Gemini 2.0 Flash definitely has its virtues. It's a fast, low-latency model that has high quality for its price. If you look at one API gateway, OpenRouter, it processes around 321B tokens a week or 46B tokens a day. The question is what those tokens are doing.
Apps
Unfortunately, apps only explain a small portion of the usage. The sum of the top 15 consumers makes 21.65 out of the 321 billion tokens used weekly.
Categories
You can tally up the weekly usage across categories:
- Roleplay: 0.794B
- Programming: 2.32B
- Marketing: 0.169B
- Marketing/SEO: 0.021B
- Technology: 0.781B
- Science: 1.66B
- Translation: 0.589B
- Legal: 0.204B
- Finance: 0.173B
- Health: 0.771B
- Trivia: 0.008B
- Academia: 1.28B
- Total: 8.77B
This is weird - why doesn't it sum to 321B (total per week) or 3.21B (1%, categorized prompts)?
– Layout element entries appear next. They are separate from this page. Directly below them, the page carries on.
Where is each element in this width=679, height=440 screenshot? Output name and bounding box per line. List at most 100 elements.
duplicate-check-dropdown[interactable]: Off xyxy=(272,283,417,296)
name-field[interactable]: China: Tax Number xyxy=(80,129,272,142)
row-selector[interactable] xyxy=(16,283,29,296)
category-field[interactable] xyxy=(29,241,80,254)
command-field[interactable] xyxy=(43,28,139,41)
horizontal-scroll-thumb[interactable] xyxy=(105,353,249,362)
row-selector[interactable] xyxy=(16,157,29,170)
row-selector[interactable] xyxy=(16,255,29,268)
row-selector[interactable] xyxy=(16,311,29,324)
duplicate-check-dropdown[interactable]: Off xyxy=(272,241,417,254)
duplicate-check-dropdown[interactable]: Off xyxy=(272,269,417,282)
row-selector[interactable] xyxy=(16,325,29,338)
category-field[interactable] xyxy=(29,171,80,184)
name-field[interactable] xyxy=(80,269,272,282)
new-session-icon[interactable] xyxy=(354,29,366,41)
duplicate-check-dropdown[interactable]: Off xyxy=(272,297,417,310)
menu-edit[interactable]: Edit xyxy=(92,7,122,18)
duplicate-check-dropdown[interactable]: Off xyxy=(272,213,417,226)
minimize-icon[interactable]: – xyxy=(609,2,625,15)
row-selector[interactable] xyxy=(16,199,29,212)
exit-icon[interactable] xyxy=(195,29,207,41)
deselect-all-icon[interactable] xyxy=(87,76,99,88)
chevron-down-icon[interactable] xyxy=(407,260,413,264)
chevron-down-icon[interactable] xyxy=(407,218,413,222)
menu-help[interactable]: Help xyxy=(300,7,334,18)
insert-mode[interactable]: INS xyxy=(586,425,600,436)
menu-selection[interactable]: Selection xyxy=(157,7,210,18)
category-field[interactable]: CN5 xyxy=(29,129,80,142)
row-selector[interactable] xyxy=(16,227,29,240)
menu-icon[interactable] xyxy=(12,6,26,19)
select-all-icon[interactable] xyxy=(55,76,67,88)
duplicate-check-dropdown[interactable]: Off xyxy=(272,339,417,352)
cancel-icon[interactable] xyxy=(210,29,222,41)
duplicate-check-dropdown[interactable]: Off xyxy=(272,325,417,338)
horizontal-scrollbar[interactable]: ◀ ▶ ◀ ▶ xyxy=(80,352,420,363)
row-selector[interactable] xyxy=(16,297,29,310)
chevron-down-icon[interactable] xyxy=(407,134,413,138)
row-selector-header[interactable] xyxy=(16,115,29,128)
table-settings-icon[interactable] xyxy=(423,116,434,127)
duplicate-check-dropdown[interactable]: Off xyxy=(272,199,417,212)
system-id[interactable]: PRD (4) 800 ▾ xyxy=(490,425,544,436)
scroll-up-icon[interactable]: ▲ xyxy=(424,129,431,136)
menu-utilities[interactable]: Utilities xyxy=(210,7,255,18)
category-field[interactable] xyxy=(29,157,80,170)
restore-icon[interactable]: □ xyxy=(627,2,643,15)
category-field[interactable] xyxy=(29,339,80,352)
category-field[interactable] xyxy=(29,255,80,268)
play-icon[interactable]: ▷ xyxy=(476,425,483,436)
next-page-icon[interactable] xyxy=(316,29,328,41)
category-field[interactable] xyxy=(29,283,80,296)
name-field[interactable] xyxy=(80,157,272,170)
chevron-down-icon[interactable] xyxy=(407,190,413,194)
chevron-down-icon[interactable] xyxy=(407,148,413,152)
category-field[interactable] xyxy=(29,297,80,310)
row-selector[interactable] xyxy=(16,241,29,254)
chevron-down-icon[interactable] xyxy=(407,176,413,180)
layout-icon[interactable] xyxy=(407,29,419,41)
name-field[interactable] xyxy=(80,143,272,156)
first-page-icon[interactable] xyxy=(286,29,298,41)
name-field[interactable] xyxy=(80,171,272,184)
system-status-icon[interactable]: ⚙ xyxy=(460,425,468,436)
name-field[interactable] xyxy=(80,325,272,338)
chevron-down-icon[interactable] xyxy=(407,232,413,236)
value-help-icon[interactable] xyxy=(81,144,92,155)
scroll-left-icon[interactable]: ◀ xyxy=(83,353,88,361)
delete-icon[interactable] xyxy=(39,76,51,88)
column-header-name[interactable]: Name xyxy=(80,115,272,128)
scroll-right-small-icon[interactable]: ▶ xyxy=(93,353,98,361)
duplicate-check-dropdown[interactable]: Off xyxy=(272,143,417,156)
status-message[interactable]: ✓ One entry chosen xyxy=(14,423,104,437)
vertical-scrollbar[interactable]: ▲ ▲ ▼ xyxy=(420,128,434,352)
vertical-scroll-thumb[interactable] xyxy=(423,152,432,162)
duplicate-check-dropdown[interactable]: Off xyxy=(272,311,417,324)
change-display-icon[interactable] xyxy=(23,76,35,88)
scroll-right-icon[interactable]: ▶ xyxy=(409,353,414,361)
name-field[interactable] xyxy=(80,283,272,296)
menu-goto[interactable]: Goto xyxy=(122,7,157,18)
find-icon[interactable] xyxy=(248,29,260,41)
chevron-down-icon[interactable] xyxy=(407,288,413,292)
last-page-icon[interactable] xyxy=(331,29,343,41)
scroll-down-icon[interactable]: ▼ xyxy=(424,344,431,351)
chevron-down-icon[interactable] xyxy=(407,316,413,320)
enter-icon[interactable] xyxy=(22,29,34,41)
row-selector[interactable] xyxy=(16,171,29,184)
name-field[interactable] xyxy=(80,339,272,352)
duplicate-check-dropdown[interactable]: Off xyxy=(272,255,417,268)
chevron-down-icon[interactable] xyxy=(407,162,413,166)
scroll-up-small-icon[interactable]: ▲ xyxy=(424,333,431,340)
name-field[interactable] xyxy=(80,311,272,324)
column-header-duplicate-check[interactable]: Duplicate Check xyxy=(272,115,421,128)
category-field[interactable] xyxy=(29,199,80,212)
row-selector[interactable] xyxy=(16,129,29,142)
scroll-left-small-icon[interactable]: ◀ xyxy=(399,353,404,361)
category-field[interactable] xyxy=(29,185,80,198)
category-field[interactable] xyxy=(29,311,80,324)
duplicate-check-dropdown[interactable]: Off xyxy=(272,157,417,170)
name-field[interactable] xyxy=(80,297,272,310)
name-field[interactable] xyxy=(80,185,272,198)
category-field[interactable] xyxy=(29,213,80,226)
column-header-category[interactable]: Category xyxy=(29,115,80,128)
The most likely explanation is that OR's categorizer sometimes outputs multiple or no categories.
Conclusion
One more thing to consider is that for every 1 token Gemini outputs, it reads through 10 input tokens. This verifies that Gemini 2.0 Flash users are working with long contexts, typical of uses like programming, search, and scientific summarization. Those are the majority even though there are a few other uses.